EARLI 2015

 

Anna Suedkamp Keynote

To err is human?

Accuracy and Inaccuracy in Teachers' Perceptions of Students

 Anna Suedkamp, Johanna Kaiser, and Jens Möller
Technical University Dortmund, Germany

[Link to video] 
 

Teachers’ perceptions of students have a considerable impact on students’ learning experiences and educational trajectories. Moreover, many instructional decisions are determined by teachers’ subjective judgments of their students’ learning conditions, learning processes, and learning outcomes. The ability to accurately gauge the prerequisites and outcomes of student learning is therefore one of the key competencies of teachers. Notably, teachers’ judgment accuracy is not an end in itself, but has proven to go along with effective classroom instruction targeted towards students’ individual learning conditions. It is also considered to be associated with teachers’ content knowledge, pedagogical knowledge, and pedagogical content knowledge. However, our research is based on a domain-general approach to teachers’ judgment competencies.

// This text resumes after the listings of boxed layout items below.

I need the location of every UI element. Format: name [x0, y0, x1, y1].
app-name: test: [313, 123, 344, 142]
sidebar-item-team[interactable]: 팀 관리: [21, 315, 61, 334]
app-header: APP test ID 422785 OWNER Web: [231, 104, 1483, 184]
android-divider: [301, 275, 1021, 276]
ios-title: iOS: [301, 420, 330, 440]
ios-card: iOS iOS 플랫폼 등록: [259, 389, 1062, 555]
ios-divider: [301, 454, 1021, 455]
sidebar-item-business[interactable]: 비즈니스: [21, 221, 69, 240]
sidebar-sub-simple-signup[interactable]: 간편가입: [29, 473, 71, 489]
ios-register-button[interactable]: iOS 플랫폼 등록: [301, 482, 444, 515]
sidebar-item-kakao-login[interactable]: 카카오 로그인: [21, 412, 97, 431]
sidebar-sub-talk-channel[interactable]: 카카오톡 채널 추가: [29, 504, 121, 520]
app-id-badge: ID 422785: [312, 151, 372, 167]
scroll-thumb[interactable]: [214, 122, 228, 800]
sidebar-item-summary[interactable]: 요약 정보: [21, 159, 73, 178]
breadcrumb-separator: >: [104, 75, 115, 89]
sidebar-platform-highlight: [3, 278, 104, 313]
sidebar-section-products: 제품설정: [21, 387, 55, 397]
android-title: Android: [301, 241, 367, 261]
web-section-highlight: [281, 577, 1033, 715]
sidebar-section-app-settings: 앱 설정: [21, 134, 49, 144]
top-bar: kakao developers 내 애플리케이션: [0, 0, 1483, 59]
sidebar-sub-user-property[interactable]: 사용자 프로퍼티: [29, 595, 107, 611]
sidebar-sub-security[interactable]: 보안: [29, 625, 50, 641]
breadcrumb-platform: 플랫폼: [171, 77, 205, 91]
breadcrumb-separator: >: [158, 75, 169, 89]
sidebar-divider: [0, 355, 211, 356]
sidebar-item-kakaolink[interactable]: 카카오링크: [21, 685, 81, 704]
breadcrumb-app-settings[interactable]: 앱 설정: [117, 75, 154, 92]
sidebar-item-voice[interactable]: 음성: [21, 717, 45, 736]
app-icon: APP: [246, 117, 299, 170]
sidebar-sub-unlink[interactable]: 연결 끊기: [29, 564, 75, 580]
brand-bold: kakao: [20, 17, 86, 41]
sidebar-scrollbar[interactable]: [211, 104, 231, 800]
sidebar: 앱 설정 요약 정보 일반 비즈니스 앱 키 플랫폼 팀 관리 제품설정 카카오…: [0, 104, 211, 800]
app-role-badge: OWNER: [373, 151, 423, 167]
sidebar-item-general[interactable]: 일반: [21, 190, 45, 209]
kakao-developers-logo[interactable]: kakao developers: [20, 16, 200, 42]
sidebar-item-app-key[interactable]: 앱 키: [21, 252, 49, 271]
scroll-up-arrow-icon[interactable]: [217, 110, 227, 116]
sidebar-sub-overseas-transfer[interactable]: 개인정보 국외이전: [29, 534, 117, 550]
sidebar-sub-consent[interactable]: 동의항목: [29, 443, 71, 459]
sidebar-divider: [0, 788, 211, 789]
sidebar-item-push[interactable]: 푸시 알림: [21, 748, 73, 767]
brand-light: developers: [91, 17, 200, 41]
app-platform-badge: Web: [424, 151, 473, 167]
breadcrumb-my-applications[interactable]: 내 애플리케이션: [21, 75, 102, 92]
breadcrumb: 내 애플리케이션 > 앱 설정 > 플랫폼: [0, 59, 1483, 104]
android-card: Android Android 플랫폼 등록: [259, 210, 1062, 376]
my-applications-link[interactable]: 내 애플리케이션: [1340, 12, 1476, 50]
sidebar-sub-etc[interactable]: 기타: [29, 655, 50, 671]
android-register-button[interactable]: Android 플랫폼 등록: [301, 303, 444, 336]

At the beginning of my talk, I will introduce a heuristic model of teacher judgment accuracy, which assumes that teacher judgment accuracy is influenced by teacher and student characteristics on the one hand and test and judgment characteristics on the other hand. Based on this model, I will then present key findings of our meta-analysis on the accuracy of teachers’ judgments of students’ academic achievement and other empirical research in this area. Here, I will distinguish between results from field studies and experimental studies. In field studies, teachers’ judgments on students’ characteristics are compared to students’ actual characteristics measured by standardized tests. In experimental studies, teachers are asked to evaluate the academic achievement of fictitious students. I will refer to research that uses written vignettes or computer-based approaches to present information about students. In our own empirical research, we used the Simulated Classroom, which is a computer simulation of a classroom situation. Here, factors relevant to real classroom situations (e.g., student achievement, motivation, and gender, subject, number of students, lesson length, and content covered), which have been shown to impact teachers’ judgment in reality, can be experimentally manipulated. Finally, I will discuss advantages and disadvantages of the field and experimental approach and discuss practical implications of research on teacher judgment accuracy.